William Pereira & Associates was in charge of the architectural design, however, architecture is a complex discipline involving many professionals from different fields, without whom this building would have not been possible. We will surely be leaving out a lot of names here, but at the very least we know that there was one other part involved, that was Brandow & Johnston in charge of Structural Engineering.

Architectural Style

The AT&T Center can be categorized as an International Style building.

The international style originated in Europe in the early 20th century, and made its way to the US a couple of decades later when the rise of the Nazi regime forced figures such as Walter Gropius, Marcel Breuer, or Mies van der Rohe to flee Europe.

The International Style emerged as a response to the prevailing historicism and ornate architecture styles of the late 19th century, which according to a younger generation of architects didn't represent the new materials and construction techniques that were on the rise at the time.

Architecture in the early 20th century US was marked by the adoption of steel structures, modern construction techniques, and the rise of the skyscraper. As it turns out, this combination of circumstances created the perfect ecosystem for the International Style to flourish, becoming the to-go style for skyscraper designs during the mid-20th century, when American cities were growing fast.

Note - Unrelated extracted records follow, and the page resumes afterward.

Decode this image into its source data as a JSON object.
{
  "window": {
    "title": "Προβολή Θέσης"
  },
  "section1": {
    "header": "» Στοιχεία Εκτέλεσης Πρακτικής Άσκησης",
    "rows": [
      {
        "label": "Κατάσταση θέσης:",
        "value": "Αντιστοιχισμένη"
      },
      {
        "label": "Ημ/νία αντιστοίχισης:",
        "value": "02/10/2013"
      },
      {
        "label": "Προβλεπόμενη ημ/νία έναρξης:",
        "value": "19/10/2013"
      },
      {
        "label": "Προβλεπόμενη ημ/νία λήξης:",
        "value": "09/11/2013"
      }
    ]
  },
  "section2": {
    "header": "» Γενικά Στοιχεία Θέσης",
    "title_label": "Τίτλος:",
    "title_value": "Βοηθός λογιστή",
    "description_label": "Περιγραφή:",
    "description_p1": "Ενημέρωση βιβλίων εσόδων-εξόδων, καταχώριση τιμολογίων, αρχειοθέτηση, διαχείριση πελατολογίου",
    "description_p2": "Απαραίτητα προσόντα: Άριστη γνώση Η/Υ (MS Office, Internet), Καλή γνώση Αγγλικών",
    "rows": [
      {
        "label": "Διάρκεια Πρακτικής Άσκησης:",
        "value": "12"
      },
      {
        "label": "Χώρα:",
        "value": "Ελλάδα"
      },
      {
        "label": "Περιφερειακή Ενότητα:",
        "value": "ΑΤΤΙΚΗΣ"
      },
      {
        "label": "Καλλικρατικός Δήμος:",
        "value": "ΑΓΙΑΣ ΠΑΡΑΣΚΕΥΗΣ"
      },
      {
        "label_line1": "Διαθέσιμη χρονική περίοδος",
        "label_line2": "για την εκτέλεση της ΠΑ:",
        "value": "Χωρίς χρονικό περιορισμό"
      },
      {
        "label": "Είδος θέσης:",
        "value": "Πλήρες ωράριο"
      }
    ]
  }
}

The International Style’s legacy can not only be found in numerous iconic buildings across all major American cities, but also incorporated in contemporary architecture, which still puts a big emphasis on functionality and minimalism.

The AT&T Center was completed in 1965. By 1965 the International Style movement had already left its early days behind and could be considered a mature movement, which does not mean it was loved and accepted by everyone, on the contrary. The International Style was accepted by the architecture community way before it was by the general public, and it is therefore likely that the AT&T Center was not well received by everyone at the time.

Spaces & Uses

The AT&T Center reaches an architectural height of 453ft (138m). It has a total of 32 floors, which combined offer a total of 581,627 sqf (54,035m2) of usable space.

Ever since opening its doors to the public in 1965, the AT&T Center has mainly been used as Commercial space.

453ft (138m)

Materials & Structure

The AT&T Center uses a frame structure made of steel columns and concrete slabs.

A frame structure uses a combination of beams and columns to sustain the building's weight. The walls in this case are non-load bearing, which allows for more flexibility when distributing the interior spaces.

The facade is non-load bearing either, as it is common in frame structure type buildings.

From an aesthetic point of view, the facade features a curtain wall with strong vertical elements that accentuate the building's height, while at the same time they create vertical shadows on the facade that add texture and depth to it.

Towards the top of the building we find a setback that also marks the end of the curtain wall. Above this setback, the last two floors feature a full glass curtain wall, and are adorned by what could be described as a reinterpretation of the gothic buttresses, which could be seen as an early sign of postmodernism.